Mozaik Peradaban Islam

Invasi Prancis ke Aljazair (10): Abdul Qadir (7)

in Monumental

Last updated on December 24th, 2018 02:59 pm

Abdul Qadir dipindahkan ke pemukiman di Pau, Prancis, menjadi tahanan rumah. Di sana dia dimusuhi dan dijuluki “Monster Gurun”. Hingga saatnya dia harus pindah ke tempat lain, ketika dia pergi penduduk Pau justru mengelu-elukannya. Apa gerangan yang terjadi selama ini?

Pemerintah Prancis yang baru memutuskan tidak akan memenuhi janji Raja dan Pangeran Prancis kepada Abdul Qadir sebelumnya. Mereka merasa tidak memiliki urusan apapun terkait janji-janji tersebut. Tak ayal, Abdul Qadir merasa sangat kecewa, dia berkata kepada Daumas, “Aku adalah seorang tawanan yang dilindungi hukum internasional, dan sekarang keluargaku, yang sebelumnya bebas, terpancing ke dalam perangkap yang membahayakan. Aku tidak pernah menyangka jika suatu negara, sebagaimana negaramu, dapat terbenam sedemikian rendah hingga menjebak orang-orang sebagaimana anak-anak yang dengan kejam memasang perangkap untuk burung-burung kecil.”[1]

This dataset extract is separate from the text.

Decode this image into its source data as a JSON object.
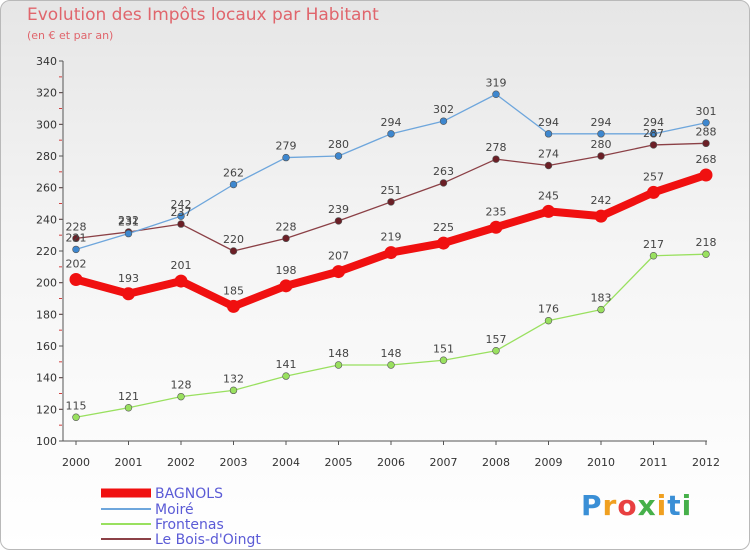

Sebagaimana diketahui, Prancis sebelumnya telah berjanji untuk memenuhi permintaan Abdul Qadir untuk diasingkan ke Mesir, dan dia diizinkan untuk membawa siapapun yang ingin ikut bersamanya. Persoalannya, para pengikut Abdul Qadir, jika mereka tidak ikut dengan Abdul Qadir, tadinya mereka dapat hidup dengan bebas di Aljazair, sesuai dengan salah satu poin permintaan Abdul Qadir sebelum dia menyerahkan diri ke Prancis. Karena mereka memilih untuk ikut Abdul Qadir ke pengasingan, kini mereka malah menjadi sama-sama terjebak di Prancis.

 

Monster Gurun yang Ramah

Pada 23 April 1848, Abdul Qadir beserta orang-orang Aljazair lainnya dipindahkan dari Toulon ke sebuah chateau (kastil atau istana) di Pau. Tempat ini jauh lebih baik ketimbang Benteng Lamalgue. Pau berada di daerah pegunungan di dekat Pyrenees, tempat ini menyajikan iklim yang sejuk dan pemandangan yang memukau. Bukan hanya indah, tempat ini juga bersejarah, karena di sinilah Raja Prancis Henry IV dilahirkan.[2]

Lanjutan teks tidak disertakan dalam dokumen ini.